NOTE: Greenpeace is yet to publish source documents online for allegations and the FOI release seen by this blog does not provide evidence that aid money has been used.
- Oil frontiers: British government uses aid money to back oil drilling in UNESCO World Heritage Site, Maeve McClenaghan, Joe Sandler Clarke and Lawrence Carter, EnergyDesk Greenpeace, 21 November 2016
- UK aid money spent trying to boost British role in Malawi oil sector, Alice Ross, The Guardian, 21 November 2016
Some excerpts
Ross writes,
The British government spent thousands of pounds of aid money on a project aimed at “establishing the UK as the partner of choice” in the nascent oil and gas sector of one of the world’s poorest countries.
A document obtained by Greenpeace through freedom of information laws and shared exclusively with the Guardian show the Foreign Office spent nearly £30,000 of overseas development assistance funding on a project supporting Malawi’s government in developing the country’s oil and gas sector. The document, written before David Cameron left office, shows that boosting British commercial interests was already an important part of the Malawi project.
The money came from the Foreign Office’s prosperity fund, which includes among its policy goals a commitment to “work for a secure transition to a low carbon economy”.
According to McClenaghan, Clarke and Carter,
UK firm Surestream Petroleum has been active in Malawi since 2011 but has faced problems exploring for oil.
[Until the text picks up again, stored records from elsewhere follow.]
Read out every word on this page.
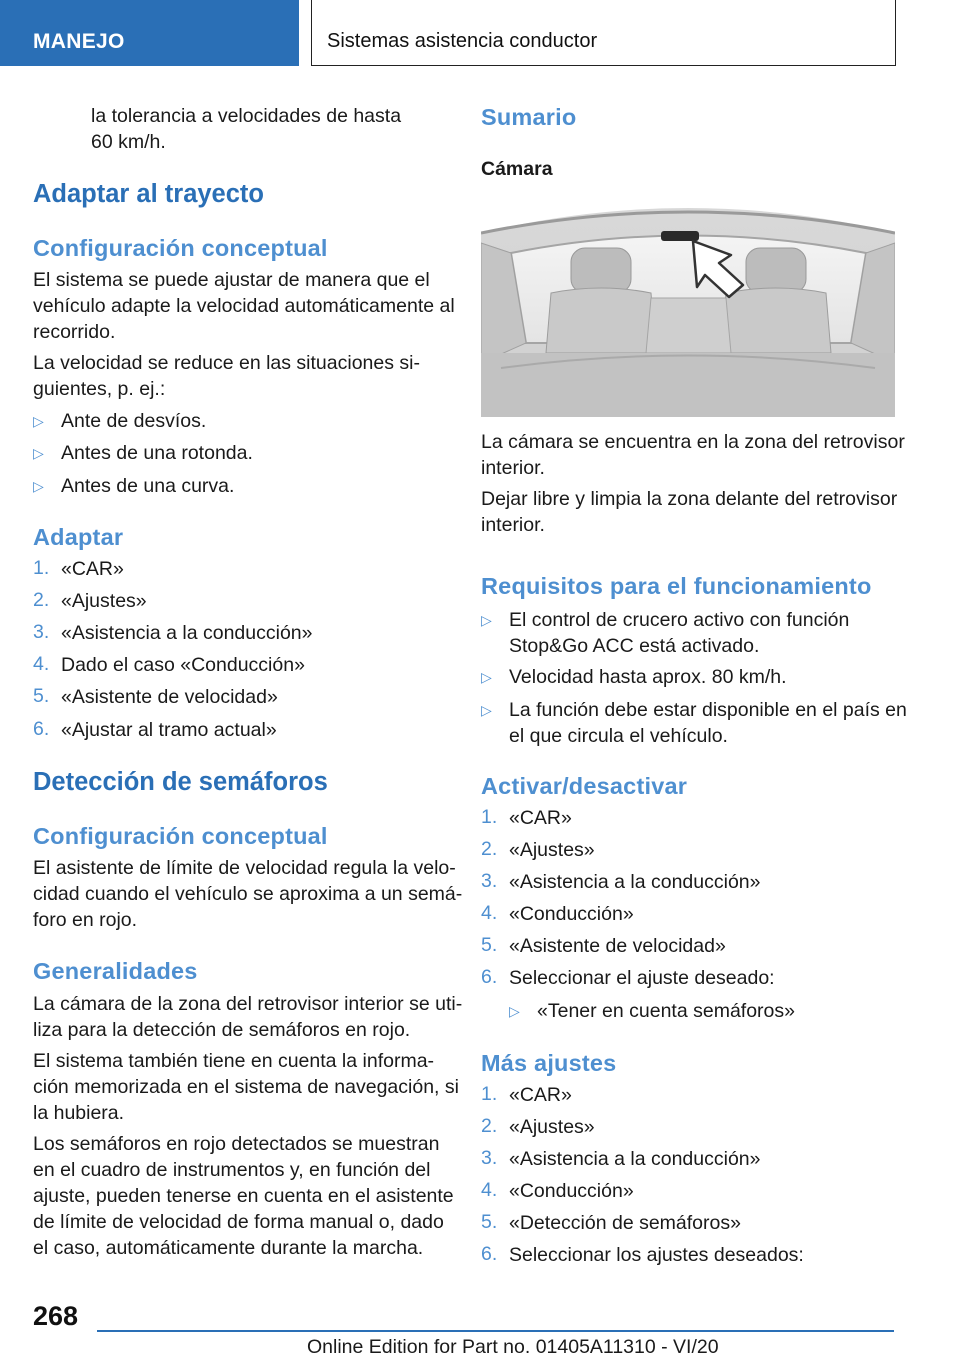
MANEJO	Sistemas asistencia conductor
la tolerancia a velocidades de hasta
60 km/h.
Adaptar al trayecto
Configuración conceptual
El sistema se puede ajustar de manera que el
vehículo adapte la velocidad automáticamente al
recorrido.
La velocidad se reduce en las situaciones si-
guientes, p. ej.:
▷ Ante de desvíos.
▷ Antes de una rotonda.
▷ Antes de una curva.
Adaptar
1. «CAR»
2. «Ajustes»
3. «Asistencia a la conducción»
4. Dado el caso «Conducción»
5. «Asistente de velocidad»
6. «Ajustar al tramo actual»
Detección de semáforos
Configuración conceptual
El asistente de límite de velocidad regula la velo-
cidad cuando el vehículo se aproxima a un semá-
foro en rojo.
Generalidades
La cámara de la zona del retrovisor interior se uti-
liza para la detección de semáforos en rojo.
El sistema también tiene en cuenta la informa-
ción memorizada en el sistema de navegación, si
la hubiera.
Los semáforos en rojo detectados se muestran
en el cuadro de instrumentos y, en función del
ajuste, pueden tenerse en cuenta en el asistente
de límite de velocidad de forma manual o, dado
el caso, automáticamente durante la marcha.
Sumario
Cámara
La cámara se encuentra en la zona del retrovisor
interior.
Dejar libre y limpia la zona delante del retrovisor
interior.
Requisitos para el funcionamiento
▷ El control de crucero activo con función
Stop&Go ACC está activado.
▷ Velocidad hasta aprox. 80 km/h.
▷ La función debe estar disponible en el país en
el que circula el vehículo.
Activar/desactivar
1. «CAR»
2. «Ajustes»
3. «Asistencia a la conducción»
4. «Conducción»
5. «Asistente de velocidad»
6. Seleccionar el ajuste deseado:
▷ «Tener en cuenta semáforos»
Más ajustes
1. «CAR»
2. «Ajustes»
3. «Asistencia a la conducción»
4. «Conducción»
5. «Detección de semáforos»
6. Seleccionar los ajustes deseados:
268
Online Edition for Part no. 01405A11310 - VI/20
In 2014 its two oil exploration licenses were frozen and, separately, questions were raised about how the company had come to buy the two, potentially lucrative blocks, which both overlap Lake Malawi.
The firm – like many of its peers – has actively cultivated a relationship with the UK government, meeting with a Home Office minister back in 2013 as well as donating hundreds of pounds in 2014 to the British High Commission in Malawi to help fund a party for the Queen’s birthday.
At that event the High Commissioner for Malawi, Michael Nevin, thanked Surestream and others for their donations, and noted that: “DFID too will provide more support to the private sector. This includes working with the Government to create a better enabling environment for business”.
Politician Ben Botolo, who worked for years as Malawi’s Principal Secretary for the Ministry of Natural Resources, confirmed to Energydesk that he met with both Surestream and UK ambassador Michael Nevin repeatedly: “I’ve spoken with Michael on this issue many times, he was interested in how to get exploration started, both for UK and Malawian businesses.”
Surestream and the UK government deny that any lobbying took place on behalf of the company.
The Freedom of Information request and response may be made public here.
A conversation between the British High Commission in Zambia and Tullow Oil is available for download here. The current High Commissioner to Zambia, included in the email communication that has been released in relation to Zambia, is Fergus Cochrane-Dyet OBE who was declared persona non grata by the late President Bingu wa Mutharika in 2011 following a leaked cable in which the President’s leadership was described as ‘ever more autocratic’.